Wednesday, December 18, 2013

To new beginnings

To new beginnings......

Have you ever started something, liked where it was going, then have it take a bad turn so you decide to put it in the past?  Well that was this blog at one point in my life and now I'm attempting to start fresh again.

I enjoy writing because it gives me a chance to express feelings, emotions, thoughts, and even prayers in a way that is safe for me.  I really struggle with communicating those things verbally a lot of times because it take me a while to formulate the words that correctly correlate to the feelings or emotions that I am feeling.  And, in most cases, by the time that process takes its course the moment is past and I feel like I have to just hold on to those feelings which doesn't feel very healthy to me.

So, I have been pondering a way to start writing, or blogging, again and what would be my starting point.  I thought a lot about titles and for the longest time nothing stood out.  I knew this wasn't something I wanted to rush into but when I heard the Holy Spirit speak, I knew where to begin.  It had to begin where it left off..........disciplinedfatherhood.blogspot.com.

One thing that I have learned as I continue to grow spiritually is that God doesn't deliver us FROM our struggles or circumstances but delivers us THROUGH our struggles or circumstances.  God didn't  deliver Jesus from death, He delivered Him through death when He walked out of the tomb three days after being nailed to a cross.

I left off on this blog asking God to forgive me for I had sinned because I had asked my wife for a divorce.  Essentially, I was asking God to deliver me from my struggles.  I had taken my eyes off Jesus and started fixing my eyes on worldly things and feelings.  And when we start fixing our eyes on worldly things or our own emotions and not on Jesus then we start asking for the wrong things.  It came to a point where I had to purposely decide to refocus my eyes from the world and fix them again on the one person that understands every struggle I've ever had and will ever have and has the love, compassion, and strength to walk with me through those struggles.

So, because focus was taken off the struggles of the world and put back on Jesus, a marriage was saved, we were delivered THROUGH those struggles, and God blessed us with our third child who turned two just last month.  Sometimes, I find myself just staring at each of the boys and wondering about all the great things God has in store for them and curious what that road will look like.  And it fills my heart with joy!!

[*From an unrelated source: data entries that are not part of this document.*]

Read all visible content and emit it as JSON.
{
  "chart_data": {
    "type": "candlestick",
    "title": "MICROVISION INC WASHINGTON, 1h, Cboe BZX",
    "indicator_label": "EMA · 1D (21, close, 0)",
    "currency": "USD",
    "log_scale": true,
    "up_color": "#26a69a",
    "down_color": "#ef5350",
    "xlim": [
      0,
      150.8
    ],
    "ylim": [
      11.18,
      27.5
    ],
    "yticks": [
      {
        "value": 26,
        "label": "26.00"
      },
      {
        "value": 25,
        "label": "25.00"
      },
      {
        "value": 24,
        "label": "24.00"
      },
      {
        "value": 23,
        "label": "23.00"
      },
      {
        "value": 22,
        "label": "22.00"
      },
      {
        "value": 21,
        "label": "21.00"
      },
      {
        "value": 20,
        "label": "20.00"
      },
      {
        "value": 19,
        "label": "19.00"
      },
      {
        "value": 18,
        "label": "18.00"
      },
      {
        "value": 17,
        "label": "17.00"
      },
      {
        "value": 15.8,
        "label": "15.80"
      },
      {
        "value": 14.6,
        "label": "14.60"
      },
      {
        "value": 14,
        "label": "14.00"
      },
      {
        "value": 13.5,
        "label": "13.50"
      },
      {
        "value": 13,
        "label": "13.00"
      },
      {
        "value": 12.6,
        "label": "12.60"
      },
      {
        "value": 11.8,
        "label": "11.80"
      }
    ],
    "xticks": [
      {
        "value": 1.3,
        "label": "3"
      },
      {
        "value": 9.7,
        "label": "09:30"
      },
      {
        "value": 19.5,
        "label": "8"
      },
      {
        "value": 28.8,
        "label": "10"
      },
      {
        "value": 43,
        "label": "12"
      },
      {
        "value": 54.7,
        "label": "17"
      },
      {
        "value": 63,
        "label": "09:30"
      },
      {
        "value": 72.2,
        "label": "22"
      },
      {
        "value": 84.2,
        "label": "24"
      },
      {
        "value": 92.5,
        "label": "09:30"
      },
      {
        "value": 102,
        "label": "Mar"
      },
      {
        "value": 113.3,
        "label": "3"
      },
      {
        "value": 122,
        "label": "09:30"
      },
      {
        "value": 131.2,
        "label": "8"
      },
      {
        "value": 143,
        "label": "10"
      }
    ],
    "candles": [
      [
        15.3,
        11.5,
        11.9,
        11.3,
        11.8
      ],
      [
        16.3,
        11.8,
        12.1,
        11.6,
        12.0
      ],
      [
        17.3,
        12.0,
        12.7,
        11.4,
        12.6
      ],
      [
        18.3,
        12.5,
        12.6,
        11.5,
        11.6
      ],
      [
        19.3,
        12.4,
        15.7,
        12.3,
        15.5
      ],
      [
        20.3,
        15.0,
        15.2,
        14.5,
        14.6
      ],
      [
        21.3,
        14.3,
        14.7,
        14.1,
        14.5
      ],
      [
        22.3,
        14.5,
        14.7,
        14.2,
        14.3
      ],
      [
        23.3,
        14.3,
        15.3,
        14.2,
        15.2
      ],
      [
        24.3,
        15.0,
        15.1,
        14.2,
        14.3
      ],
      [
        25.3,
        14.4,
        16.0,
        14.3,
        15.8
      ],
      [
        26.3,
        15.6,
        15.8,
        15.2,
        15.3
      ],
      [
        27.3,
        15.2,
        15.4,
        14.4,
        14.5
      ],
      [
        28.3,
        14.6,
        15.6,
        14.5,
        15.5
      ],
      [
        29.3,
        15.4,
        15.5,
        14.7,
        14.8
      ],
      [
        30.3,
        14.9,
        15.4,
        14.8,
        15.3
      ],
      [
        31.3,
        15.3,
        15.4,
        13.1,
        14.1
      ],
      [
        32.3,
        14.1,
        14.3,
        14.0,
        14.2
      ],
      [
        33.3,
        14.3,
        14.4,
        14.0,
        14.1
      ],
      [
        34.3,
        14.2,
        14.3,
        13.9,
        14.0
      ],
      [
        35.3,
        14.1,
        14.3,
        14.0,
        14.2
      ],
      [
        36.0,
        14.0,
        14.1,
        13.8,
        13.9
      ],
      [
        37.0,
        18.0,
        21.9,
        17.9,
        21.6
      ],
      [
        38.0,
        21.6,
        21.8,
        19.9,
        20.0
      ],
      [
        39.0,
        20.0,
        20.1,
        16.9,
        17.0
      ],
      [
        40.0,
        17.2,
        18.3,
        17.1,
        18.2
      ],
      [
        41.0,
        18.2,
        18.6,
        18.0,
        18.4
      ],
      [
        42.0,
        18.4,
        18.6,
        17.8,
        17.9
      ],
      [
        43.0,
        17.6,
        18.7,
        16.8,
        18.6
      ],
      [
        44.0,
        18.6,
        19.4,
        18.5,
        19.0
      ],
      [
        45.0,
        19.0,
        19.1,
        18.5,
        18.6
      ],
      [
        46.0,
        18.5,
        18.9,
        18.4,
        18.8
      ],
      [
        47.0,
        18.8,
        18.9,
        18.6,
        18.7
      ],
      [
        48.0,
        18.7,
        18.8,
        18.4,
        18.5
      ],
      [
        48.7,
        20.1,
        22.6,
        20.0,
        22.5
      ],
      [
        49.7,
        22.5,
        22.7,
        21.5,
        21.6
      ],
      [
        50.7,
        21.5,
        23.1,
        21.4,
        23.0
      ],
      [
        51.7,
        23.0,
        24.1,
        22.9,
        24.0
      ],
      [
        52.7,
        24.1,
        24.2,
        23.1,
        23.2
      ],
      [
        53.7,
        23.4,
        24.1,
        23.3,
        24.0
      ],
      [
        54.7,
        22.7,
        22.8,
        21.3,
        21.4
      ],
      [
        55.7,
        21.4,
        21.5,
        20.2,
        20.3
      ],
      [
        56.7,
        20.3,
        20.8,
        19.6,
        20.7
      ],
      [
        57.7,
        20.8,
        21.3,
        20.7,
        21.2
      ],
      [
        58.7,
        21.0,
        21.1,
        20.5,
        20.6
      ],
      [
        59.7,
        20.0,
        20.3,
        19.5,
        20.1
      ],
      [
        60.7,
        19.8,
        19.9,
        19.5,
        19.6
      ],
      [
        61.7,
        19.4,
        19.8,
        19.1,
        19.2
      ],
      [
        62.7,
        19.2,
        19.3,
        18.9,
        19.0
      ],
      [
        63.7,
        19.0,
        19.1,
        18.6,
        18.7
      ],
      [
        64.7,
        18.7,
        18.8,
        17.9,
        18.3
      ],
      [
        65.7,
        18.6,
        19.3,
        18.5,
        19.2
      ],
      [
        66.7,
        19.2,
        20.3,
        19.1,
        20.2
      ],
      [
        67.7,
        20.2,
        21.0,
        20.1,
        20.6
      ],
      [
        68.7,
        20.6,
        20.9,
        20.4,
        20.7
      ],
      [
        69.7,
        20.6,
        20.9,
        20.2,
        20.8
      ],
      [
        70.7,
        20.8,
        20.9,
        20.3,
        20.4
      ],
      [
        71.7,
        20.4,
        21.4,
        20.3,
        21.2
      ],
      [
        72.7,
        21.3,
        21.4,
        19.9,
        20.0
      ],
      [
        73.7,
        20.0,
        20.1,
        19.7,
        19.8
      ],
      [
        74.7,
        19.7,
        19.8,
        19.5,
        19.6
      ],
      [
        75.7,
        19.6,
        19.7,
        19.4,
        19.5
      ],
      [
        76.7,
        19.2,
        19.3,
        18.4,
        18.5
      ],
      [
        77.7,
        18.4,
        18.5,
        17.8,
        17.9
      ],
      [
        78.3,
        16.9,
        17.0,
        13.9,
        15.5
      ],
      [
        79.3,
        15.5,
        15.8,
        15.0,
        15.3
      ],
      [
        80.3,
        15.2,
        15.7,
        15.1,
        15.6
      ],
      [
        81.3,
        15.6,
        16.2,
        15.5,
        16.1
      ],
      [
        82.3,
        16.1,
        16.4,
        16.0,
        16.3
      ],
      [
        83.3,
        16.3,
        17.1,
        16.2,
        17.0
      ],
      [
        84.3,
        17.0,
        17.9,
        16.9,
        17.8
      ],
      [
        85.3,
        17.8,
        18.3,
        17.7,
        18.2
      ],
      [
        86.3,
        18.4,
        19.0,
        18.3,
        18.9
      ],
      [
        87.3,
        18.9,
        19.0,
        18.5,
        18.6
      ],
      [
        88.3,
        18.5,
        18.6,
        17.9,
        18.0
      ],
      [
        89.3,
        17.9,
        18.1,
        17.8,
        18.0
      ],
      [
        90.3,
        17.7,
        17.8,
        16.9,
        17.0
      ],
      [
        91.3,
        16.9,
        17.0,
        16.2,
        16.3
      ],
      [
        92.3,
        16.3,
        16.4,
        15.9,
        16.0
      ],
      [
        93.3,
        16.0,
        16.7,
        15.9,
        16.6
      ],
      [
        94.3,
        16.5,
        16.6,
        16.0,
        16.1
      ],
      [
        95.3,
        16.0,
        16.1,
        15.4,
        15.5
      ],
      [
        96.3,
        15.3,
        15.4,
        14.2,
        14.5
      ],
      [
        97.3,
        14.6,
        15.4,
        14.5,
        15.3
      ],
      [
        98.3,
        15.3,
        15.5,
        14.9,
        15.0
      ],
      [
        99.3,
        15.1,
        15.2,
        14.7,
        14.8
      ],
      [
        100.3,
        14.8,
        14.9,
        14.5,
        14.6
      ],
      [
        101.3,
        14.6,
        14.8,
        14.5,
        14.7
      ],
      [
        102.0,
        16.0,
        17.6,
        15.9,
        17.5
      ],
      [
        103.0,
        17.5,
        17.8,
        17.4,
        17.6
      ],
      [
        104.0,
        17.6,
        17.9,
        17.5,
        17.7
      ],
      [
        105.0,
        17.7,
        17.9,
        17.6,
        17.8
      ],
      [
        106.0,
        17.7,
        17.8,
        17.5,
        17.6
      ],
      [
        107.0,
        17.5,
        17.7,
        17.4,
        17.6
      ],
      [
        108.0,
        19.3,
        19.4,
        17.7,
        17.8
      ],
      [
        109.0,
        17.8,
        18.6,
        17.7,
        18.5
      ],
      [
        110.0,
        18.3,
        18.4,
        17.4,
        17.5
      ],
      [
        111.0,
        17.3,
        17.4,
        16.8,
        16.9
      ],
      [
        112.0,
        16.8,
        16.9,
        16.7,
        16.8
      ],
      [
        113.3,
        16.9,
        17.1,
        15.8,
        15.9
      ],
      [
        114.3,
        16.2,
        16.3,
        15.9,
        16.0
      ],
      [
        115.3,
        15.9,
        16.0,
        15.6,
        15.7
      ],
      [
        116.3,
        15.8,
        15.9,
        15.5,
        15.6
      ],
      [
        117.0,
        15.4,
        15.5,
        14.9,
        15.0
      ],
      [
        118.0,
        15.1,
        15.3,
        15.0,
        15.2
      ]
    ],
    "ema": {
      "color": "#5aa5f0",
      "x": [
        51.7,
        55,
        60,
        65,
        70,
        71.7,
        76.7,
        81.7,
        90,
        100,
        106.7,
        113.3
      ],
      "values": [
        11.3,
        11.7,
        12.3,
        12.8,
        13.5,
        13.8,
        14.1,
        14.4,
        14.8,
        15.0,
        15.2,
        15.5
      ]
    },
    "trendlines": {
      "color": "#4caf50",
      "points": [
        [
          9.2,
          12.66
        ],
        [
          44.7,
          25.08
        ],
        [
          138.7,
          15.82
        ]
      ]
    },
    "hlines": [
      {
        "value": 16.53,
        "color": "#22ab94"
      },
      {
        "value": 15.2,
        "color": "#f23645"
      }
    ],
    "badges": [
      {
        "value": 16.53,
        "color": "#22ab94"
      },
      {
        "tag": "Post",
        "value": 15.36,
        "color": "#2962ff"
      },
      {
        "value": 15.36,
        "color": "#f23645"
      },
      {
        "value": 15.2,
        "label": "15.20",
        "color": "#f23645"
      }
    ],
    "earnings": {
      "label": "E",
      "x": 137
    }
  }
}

I think about the future and the conversations that I might have with my boys about marriage and the struggles that are contained in this life on earth and I will share the advise that Jesus shared with all of us in John 16:33 when He said,  "I have told you these things, so that in me you may have peace.  In this world you will have trouble.  But take heart!  I  have overcome the world." 

Imagine the power of Jesus's testimony if God had delivered him from death instead of through it??  I believe that God is preparing my testimony with every struggle that I allow Him to deliver me through.  And as I found out with the delivering of my marriage through its struggles came a new beginning, our third son Clayton.  So take comfort while in the midst of your struggles because God wants to deliver you THROUGH them and bless you with a new beginning.